Published: 31 May 2020 Publication History

Abstract

Automatic and accurate semantic segmentation of pathological structures in medical images is challenging because of noisy disturbance, deformable shapes of pathology, and low contrast between soft tissues. Classical superpixel-based classification algorithms suffer from edge leakage due to complexity and heterogeneity inherent in medical images. Therefore, we propose a deep U-Net with superpixel region merging processing incorporated for edge enhancement to facilitate and optimize segmentation. Our approach combines three innovations: (1) different from deep learning--based image segmentation, the segmentation evolved from superpixel region merging via U-Net training getting rich semantic information, in addition to gray similarity; (2) a bilateral filtering module was adopted at the beginning of the network to eliminate external noise and enhance soft tissue contrast at edges of pathogy; and (3) a normalization layer was inserted after the convolutional layer at each feature scale, to prevent overfitting and increase the sensitivity to model parameters.

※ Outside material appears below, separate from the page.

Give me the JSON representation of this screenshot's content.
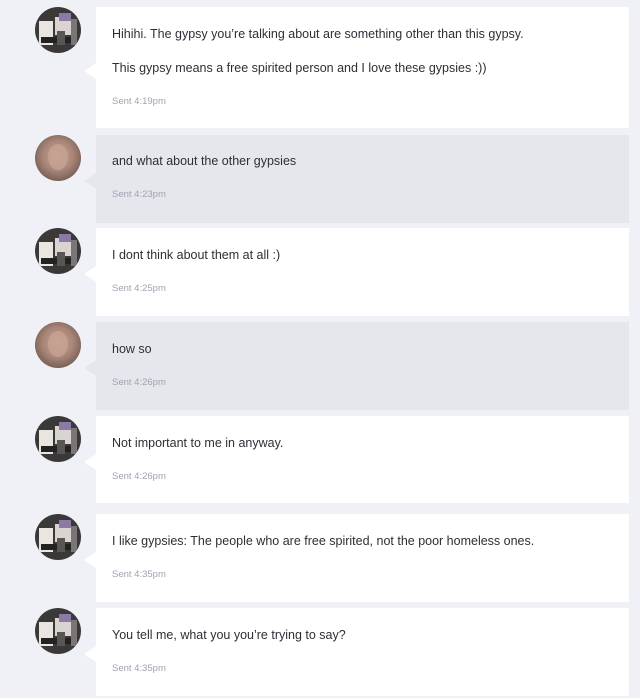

This model was validated on lung CT, brain MR, and coronary CT datasets, respectively. Different superpixel methods and cross validation show the effectiveness of this architecture. The hyperparameter settings were empirically explored to achieve a good trade-off between the performance and efficiency, where a four-layer network achieves the best result in precision, recall, F-measure, and running speed. It was demonstrated that our method outperformed state-of-the-art networks, including FCN-16s, SegNet, PSPNet, DeepLabv3, and traditional U-Net, both quantitatively and qualitatively. Source code for the complete method is available at https://github.com/Leahnawho/Superpixel-network.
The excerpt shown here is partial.